Thanks to artificial intelligence and behavioral science, CMT gathers driving performance data from drivers' smartphones to provide accurate insurance pricing, among other things. CMT’s partners include insurers such as State Farm and Liberty Mutual.

Also, the company is among the developers of Boston’s Safest Driver iPhone app, which provides users with feedback on their driving habits based upon their speed, acceleration, braking, cornering and phone distraction.

The SoftBank investment will accelerate the adoption of CMT’s DriveWell platform, which is used by insurers, fleets, wireless carriers to measure driving risk and improve driver safety. It will also fuel CMT’s growth in automated crash and claims management, video analytics and safety for emerging vehicle and mobility systems.

SoftBank's massive $100 billion Vision Fund is led by Tokyo-based Masayoshi Son and nine other managing partners who are mostly from the world of banking. Almost half of the fund comes from Saudi Arabia's sovereign wealth, which has put in $45 billion.

Since 2016, the fund has shaken up Silicon Valley by buying big stakes in fast-growing technology companies. Currently, SoftBank is Uber’s largest shareholder and poured billions in WeWork, NVidia and Flipkart (and millions in Slack).

On a local level, SoftBank is mostly known for its acquisition of Boston Dynamics from Google owner Alphabet in June 2017. Terms of the deal were not disclosed; Alphabet acquired the Waltham-based robotics company in 2013 and put it up for sale in 2016, after concluding that Boston Dynamics wasn’t likely "to produce a marketable product in the next few years."

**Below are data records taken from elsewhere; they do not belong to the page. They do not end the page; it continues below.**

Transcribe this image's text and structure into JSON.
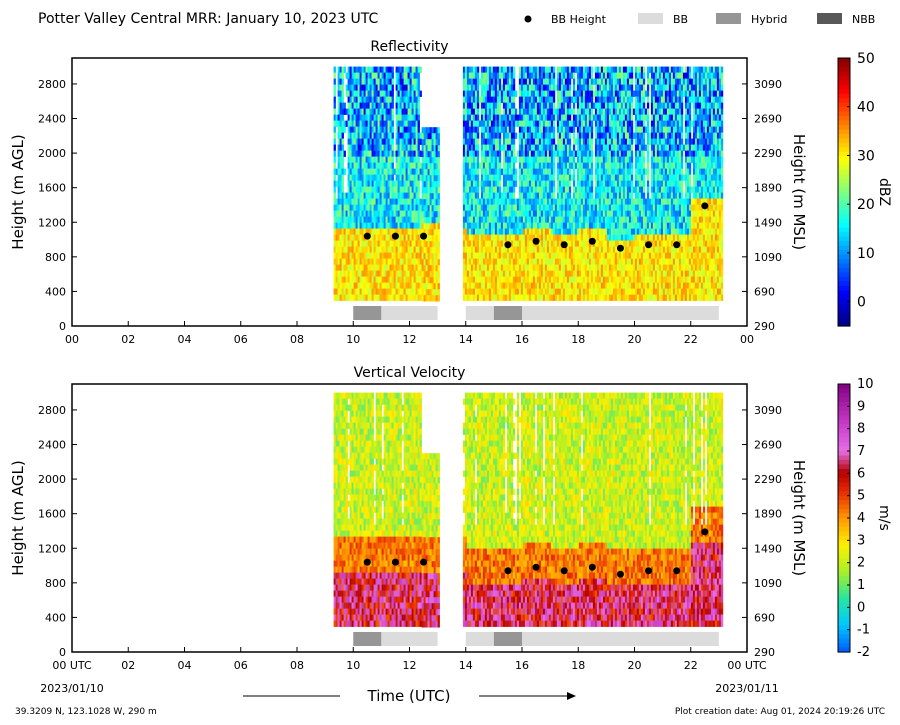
{
  "header": {
    "title": "Potter Valley Central MRR:  January 10, 2023 UTC",
    "legend": [
      {
        "label": "BB Height",
        "kind": "dot",
        "color": "#000000"
      },
      {
        "label": "BB",
        "kind": "rect",
        "color": "#dcdcdc"
      },
      {
        "label": "Hybrid",
        "kind": "rect",
        "color": "#969696"
      },
      {
        "label": "NBB",
        "kind": "rect",
        "color": "#585858"
      }
    ]
  },
  "footer": {
    "location": "39.3209 N, 123.1028 W, 290 m",
    "created": "Plot creation date: Aug 01, 2024 20:19:26 UTC",
    "xlabel": "Time (UTC)",
    "start_date": "2023/01/10",
    "end_date": "2023/01/11"
  },
  "chart_data": [
    {
      "type": "heatmap",
      "title": "Reflectivity",
      "xlabel": "Time (UTC)",
      "ylabel": "Height (m AGL)",
      "ylabel_right": "Height (m MSL)",
      "xticks": [
        "00",
        "02",
        "04",
        "06",
        "08",
        "10",
        "12",
        "14",
        "16",
        "18",
        "20",
        "22",
        "00"
      ],
      "yticks": [
        0,
        400,
        800,
        1200,
        1600,
        2000,
        2400,
        2800
      ],
      "yticks_right": [
        290,
        690,
        1090,
        1490,
        1890,
        2290,
        2690,
        3090
      ],
      "xlim": [
        0,
        24
      ],
      "ylim": [
        0,
        3100
      ],
      "colorbar": {
        "label": "dBZ",
        "range": [
          -5,
          50
        ],
        "ticks": [
          0,
          10,
          20,
          30,
          40,
          50
        ],
        "colormap": "jet"
      },
      "data_segments": [
        [
          9.3,
          13.0
        ],
        [
          13.9,
          23.1
        ]
      ],
      "data_height_range": [
        300,
        3000
      ],
      "bb_height_points": [
        {
          "x": 10.5,
          "y": 1040
        },
        {
          "x": 11.5,
          "y": 1040
        },
        {
          "x": 12.5,
          "y": 1040
        },
        {
          "x": 15.5,
          "y": 940
        },
        {
          "x": 16.5,
          "y": 980
        },
        {
          "x": 17.5,
          "y": 940
        },
        {
          "x": 18.5,
          "y": 980
        },
        {
          "x": 19.5,
          "y": 900
        },
        {
          "x": 20.5,
          "y": 940
        },
        {
          "x": 21.5,
          "y": 940
        },
        {
          "x": 22.5,
          "y": 1390
        }
      ],
      "bb_type_bars": [
        {
          "start": 10.0,
          "end": 11.0,
          "type": "Hybrid"
        },
        {
          "start": 11.0,
          "end": 13.0,
          "type": "BB"
        },
        {
          "start": 14.0,
          "end": 15.0,
          "type": "BB"
        },
        {
          "start": 15.0,
          "end": 16.0,
          "type": "Hybrid"
        },
        {
          "start": 16.0,
          "end": 23.0,
          "type": "BB"
        }
      ]
    },
    {
      "type": "heatmap",
      "title": "Vertical Velocity",
      "xlabel": "Time (UTC)",
      "ylabel": "Height (m AGL)",
      "ylabel_right": "Height (m MSL)",
      "xticks": [
        "00 UTC",
        "02",
        "04",
        "06",
        "08",
        "10",
        "12",
        "14",
        "16",
        "18",
        "20",
        "22",
        "00 UTC"
      ],
      "yticks": [
        0,
        400,
        800,
        1200,
        1600,
        2000,
        2400,
        2800
      ],
      "yticks_right": [
        290,
        690,
        1090,
        1490,
        1890,
        2290,
        2690,
        3090
      ],
      "xlim": [
        0,
        24
      ],
      "ylim": [
        0,
        3100
      ],
      "colorbar": {
        "label": "m/s",
        "range": [
          -2,
          10
        ],
        "ticks": [
          -2,
          -1,
          0,
          1,
          2,
          3,
          4,
          5,
          6,
          7,
          8,
          9,
          10
        ],
        "colormap": "velocity"
      },
      "data_segments": [
        [
          9.3,
          13.0
        ],
        [
          13.9,
          23.1
        ]
      ],
      "data_height_range": [
        300,
        3000
      ],
      "bb_height_points": [
        {
          "x": 10.5,
          "y": 1040
        },
        {
          "x": 11.5,
          "y": 1040
        },
        {
          "x": 12.5,
          "y": 1040
        },
        {
          "x": 15.5,
          "y": 940
        },
        {
          "x": 16.5,
          "y": 980
        },
        {
          "x": 17.5,
          "y": 940
        },
        {
          "x": 18.5,
          "y": 980
        },
        {
          "x": 19.5,
          "y": 900
        },
        {
          "x": 20.5,
          "y": 940
        },
        {
          "x": 21.5,
          "y": 940
        },
        {
          "x": 22.5,
          "y": 1390
        }
      ],
      "bb_type_bars": [
        {
          "start": 10.0,
          "end": 11.0,
          "type": "Hybrid"
        },
        {
          "start": 11.0,
          "end": 13.0,
          "type": "BB"
        },
        {
          "start": 14.0,
          "end": 15.0,
          "type": "BB"
        },
        {
          "start": 15.0,
          "end": 16.0,
          "type": "Hybrid"
        },
        {
          "start": 16.0,
          "end": 23.0,
          "type": "BB"
        }
      ]
    }
  ]
}
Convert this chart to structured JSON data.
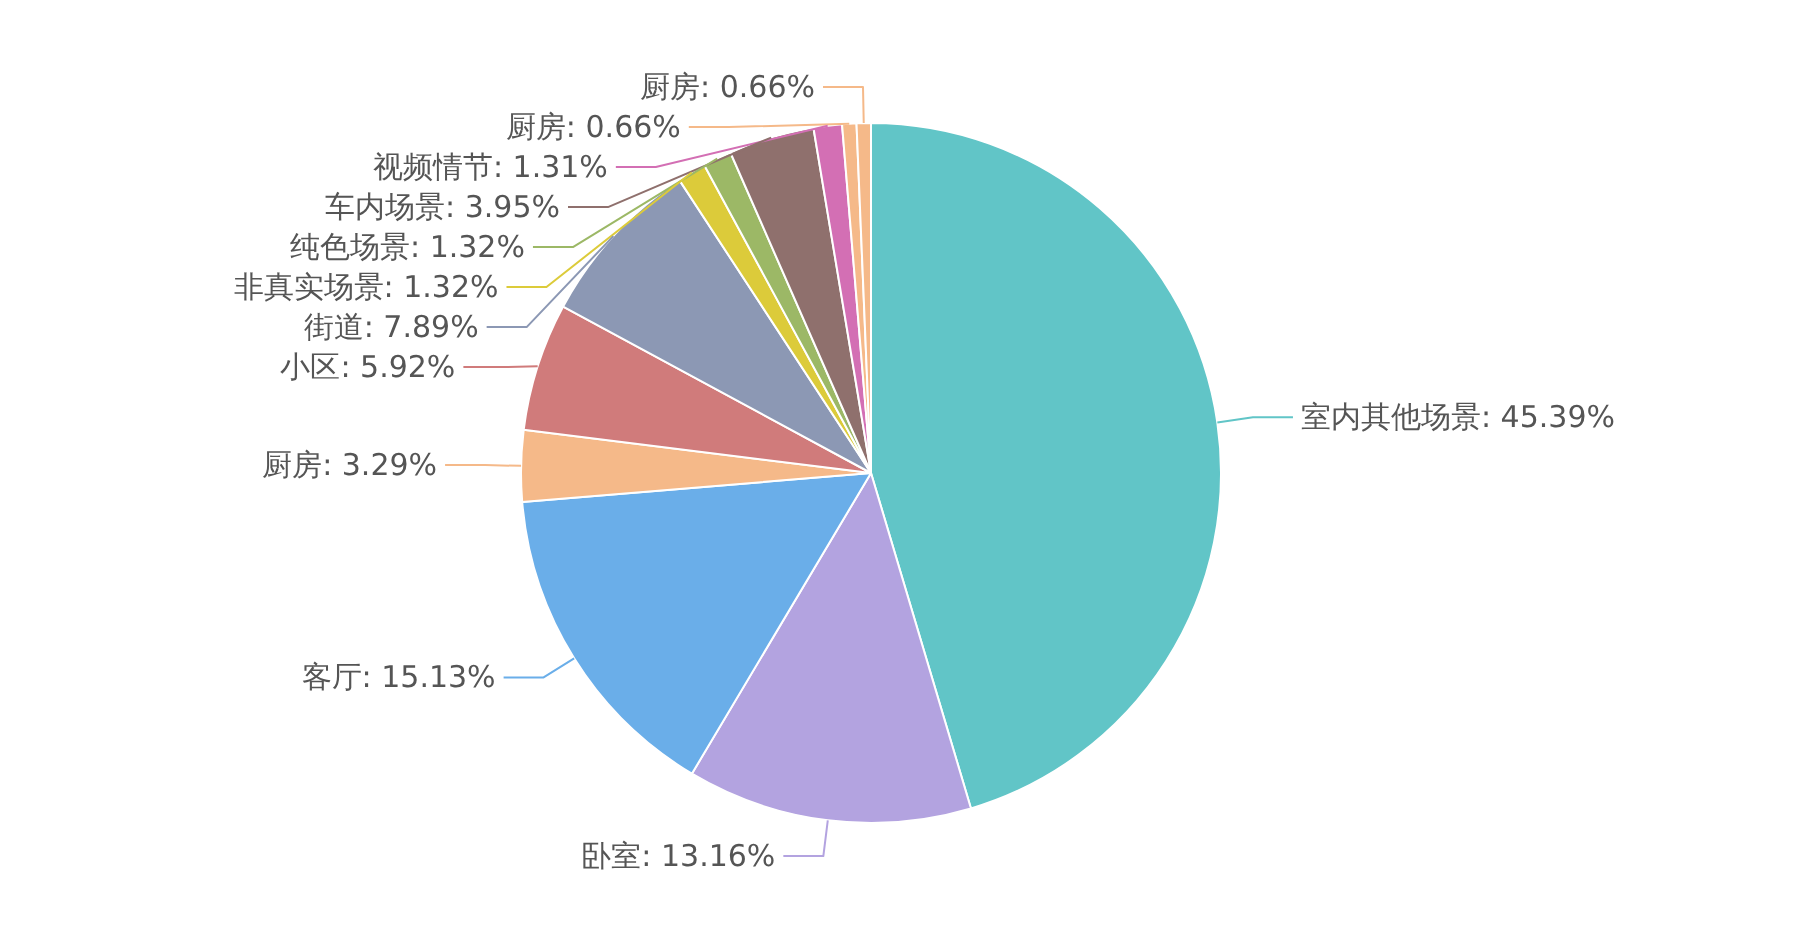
{
  "chart_data": {
    "type": "pie",
    "categories": [
      "室内其他场景",
      "卧室",
      "客厅",
      "厨房",
      "小区",
      "街道",
      "非真实场景",
      "纯色场景",
      "车内场景",
      "视频情节",
      "厨房",
      "厨房"
    ],
    "values": [
      45.39,
      13.16,
      15.13,
      3.29,
      5.92,
      7.89,
      1.32,
      1.32,
      3.95,
      1.31,
      0.66,
      0.66
    ],
    "value_labels": [
      "45.39%",
      "13.16%",
      "15.13%",
      "3.29%",
      "5.92%",
      "7.89%",
      "1.32%",
      "1.32%",
      "3.95%",
      "1.31%",
      "0.66%",
      "0.66%"
    ],
    "colors": [
      "#61c5c7",
      "#b3a3e0",
      "#6aaee9",
      "#f5b989",
      "#d07b7b",
      "#8c98b4",
      "#dccb3a",
      "#9cb866",
      "#8f706d",
      "#d36fb4",
      "#f5b989",
      "#f5b989"
    ]
  }
}
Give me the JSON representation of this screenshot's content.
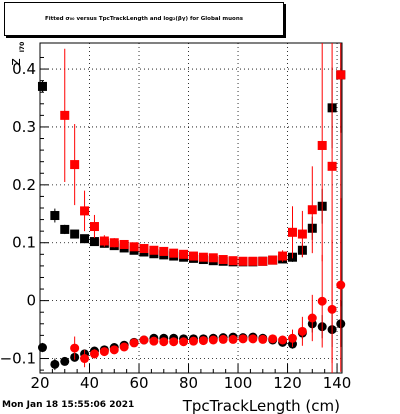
{
  "title": "Fitted σ₀₀ versus TpcTrackLength and log₂(βγ) for Global muons",
  "timestamp": "Mon Jan 18 15:55:06 2021",
  "chart_data": {
    "type": "scatter",
    "title": "Fitted σ₀₀ versus TpcTrackLength and log₂(βγ) for Global muons",
    "xlabel": "TpcTrackLength (cm)",
    "ylabel": "z",
    "ylabel_sub": "I70",
    "xlim": [
      20,
      142
    ],
    "ylim": [
      -0.125,
      0.445
    ],
    "x_ticks": [
      20,
      40,
      60,
      80,
      100,
      120,
      140
    ],
    "y_ticks": [
      -0.1,
      0,
      0.1,
      0.2,
      0.3,
      0.4
    ],
    "x_tick_labels": [
      "20",
      "40",
      "60",
      "80",
      "100",
      "120",
      "140"
    ],
    "y_tick_labels": [
      "−0.1",
      "0",
      "0.1",
      "0.2",
      "0.3",
      "0.4"
    ],
    "grid": true,
    "colors": {
      "black": "#000000",
      "red": "#ff0000"
    },
    "series": [
      {
        "marker": "square",
        "color": "#000000",
        "x": [
          21,
          26,
          30,
          34,
          38,
          42,
          46,
          50,
          54,
          58,
          62,
          66,
          70,
          74,
          78,
          82,
          86,
          90,
          94,
          98,
          102,
          106,
          110,
          114,
          118,
          122,
          126,
          130,
          134,
          138,
          141.5
        ],
        "y": [
          0.37,
          0.147,
          0.123,
          0.115,
          0.107,
          0.102,
          0.099,
          0.095,
          0.091,
          0.087,
          0.084,
          0.081,
          0.079,
          0.077,
          0.075,
          0.073,
          0.071,
          0.069,
          0.068,
          0.067,
          0.067,
          0.067,
          0.068,
          0.07,
          0.072,
          0.075,
          0.087,
          0.125,
          0.163,
          0.333,
          0.39
        ],
        "err": [
          0.01,
          0.012,
          0.008,
          0.007,
          0.006,
          0.005,
          0.005,
          0.004,
          0.004,
          0.004,
          0.004,
          0.004,
          0.004,
          0.004,
          0.004,
          0.004,
          0.004,
          0.004,
          0.004,
          0.004,
          0.004,
          0.004,
          0.004,
          0.005,
          0.006,
          0.008,
          0.012,
          0.02,
          0.03,
          0.07,
          0.1
        ]
      },
      {
        "marker": "square",
        "color": "#ff0000",
        "x": [
          30,
          34,
          38,
          42,
          46,
          50,
          54,
          58,
          62,
          66,
          70,
          74,
          78,
          82,
          86,
          90,
          94,
          98,
          102,
          106,
          110,
          114,
          118,
          122,
          126,
          130,
          134,
          138,
          141.5
        ],
        "y": [
          0.32,
          0.235,
          0.155,
          0.128,
          0.103,
          0.1,
          0.097,
          0.093,
          0.09,
          0.087,
          0.085,
          0.082,
          0.08,
          0.077,
          0.075,
          0.074,
          0.071,
          0.069,
          0.068,
          0.068,
          0.068,
          0.07,
          0.077,
          0.118,
          0.115,
          0.157,
          0.268,
          0.232,
          0.39
        ],
        "err": [
          0.115,
          0.07,
          0.035,
          0.02,
          0.01,
          0.008,
          0.006,
          0.005,
          0.005,
          0.004,
          0.004,
          0.004,
          0.004,
          0.004,
          0.004,
          0.004,
          0.004,
          0.004,
          0.004,
          0.004,
          0.004,
          0.005,
          0.01,
          0.045,
          0.04,
          0.075,
          0.2,
          0.34,
          0.4
        ]
      },
      {
        "marker": "circle",
        "color": "#000000",
        "x": [
          21,
          26,
          30,
          34,
          38,
          42,
          46,
          50,
          54,
          58,
          62,
          66,
          70,
          74,
          78,
          82,
          86,
          90,
          94,
          98,
          102,
          106,
          110,
          114,
          118,
          122,
          126,
          130,
          134,
          138,
          141.5
        ],
        "y": [
          -0.081,
          -0.11,
          -0.105,
          -0.098,
          -0.092,
          -0.087,
          -0.085,
          -0.081,
          -0.077,
          -0.072,
          -0.068,
          -0.065,
          -0.065,
          -0.065,
          -0.066,
          -0.066,
          -0.066,
          -0.065,
          -0.064,
          -0.063,
          -0.064,
          -0.063,
          -0.065,
          -0.068,
          -0.072,
          -0.075,
          -0.056,
          -0.04,
          -0.045,
          -0.05,
          -0.04
        ],
        "err": [
          0.008,
          0.01,
          0.007,
          0.006,
          0.005,
          0.005,
          0.004,
          0.004,
          0.004,
          0.004,
          0.004,
          0.004,
          0.004,
          0.004,
          0.004,
          0.004,
          0.004,
          0.004,
          0.004,
          0.004,
          0.004,
          0.004,
          0.004,
          0.005,
          0.006,
          0.008,
          0.01,
          0.015,
          0.02,
          0.03,
          0.04
        ]
      },
      {
        "marker": "circle",
        "color": "#ff0000",
        "x": [
          34,
          38,
          42,
          46,
          50,
          54,
          58,
          62,
          66,
          70,
          74,
          78,
          82,
          86,
          90,
          94,
          98,
          102,
          106,
          110,
          114,
          118,
          122,
          126,
          130,
          134,
          138,
          141.5
        ],
        "y": [
          -0.082,
          -0.1,
          -0.092,
          -0.088,
          -0.085,
          -0.08,
          -0.073,
          -0.068,
          -0.07,
          -0.071,
          -0.071,
          -0.071,
          -0.07,
          -0.069,
          -0.068,
          -0.067,
          -0.067,
          -0.066,
          -0.066,
          -0.067,
          -0.066,
          -0.068,
          -0.065,
          -0.053,
          -0.03,
          -0.001,
          -0.015,
          0.027
        ],
        "err": [
          0.02,
          0.015,
          0.008,
          0.006,
          0.005,
          0.005,
          0.004,
          0.004,
          0.004,
          0.004,
          0.004,
          0.004,
          0.004,
          0.004,
          0.004,
          0.004,
          0.004,
          0.004,
          0.004,
          0.004,
          0.004,
          0.006,
          0.015,
          0.025,
          0.04,
          0.08,
          0.12,
          0.15
        ]
      }
    ]
  }
}
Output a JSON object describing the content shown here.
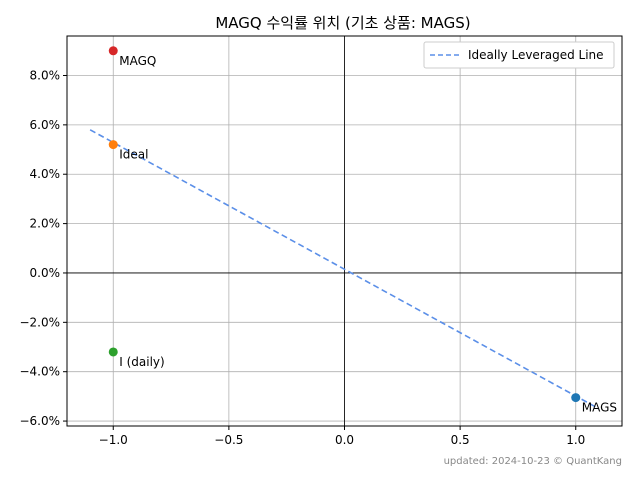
{
  "chart_data": {
    "type": "scatter",
    "title": "MAGQ 수익률 위치 (기초 상품: MAGS)",
    "xlim": [
      -1.2,
      1.2
    ],
    "ylim": [
      -6.2,
      9.6
    ],
    "x_ticks": [
      -1.0,
      -0.5,
      0.0,
      0.5,
      1.0
    ],
    "x_tick_labels": [
      "−1.0",
      "−0.5",
      "0.0",
      "0.5",
      "1.0"
    ],
    "y_ticks": [
      -6,
      -4,
      -2,
      0,
      2,
      4,
      6,
      8
    ],
    "y_tick_labels": [
      "−6.0%",
      "−4.0%",
      "−2.0%",
      "0.0%",
      "2.0%",
      "4.0%",
      "6.0%",
      "8.0%"
    ],
    "grid": true,
    "points": [
      {
        "label": "MAGQ",
        "x": -1.0,
        "y": 9.0,
        "color": "#d62728"
      },
      {
        "label": "Ideal",
        "x": -1.0,
        "y": 5.2,
        "color": "#ff7f0e"
      },
      {
        "label": "I (daily)",
        "x": -1.0,
        "y": -3.2,
        "color": "#2ca02c"
      },
      {
        "label": "MAGS",
        "x": 1.0,
        "y": -5.05,
        "color": "#1f77b4"
      }
    ],
    "line": {
      "name": "Ideally Leveraged Line",
      "x": [
        -1.1,
        1.1
      ],
      "y": [
        5.8,
        -5.5
      ],
      "color": "#5b8fe8",
      "style": "dashed"
    },
    "legend_position": "top-right"
  },
  "footer": "updated: 2024-10-23 © QuantKang"
}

In a statement, Hari Balakrishnan, CMT’s Chairman and CTO, said: "Over the past few years, the DriveWell platform has helped make roads safer by making drivers better in a world where crashes are rising due to factors like distracted driving."

Balakrishnan founded CMT with Bill Powers (CEO) and Sam Madden (Chief Scientist) in 2010. In 2012, CMT deployed its first product—a service to efficiently gather and process sensory data from phones for auto insurance. Two years later, CMT’s DriveWell Tag was one of the first fully wireless “Internet of Things” devices to measure vehicle dynamics for actuarial scoring and for real-time impact alerts.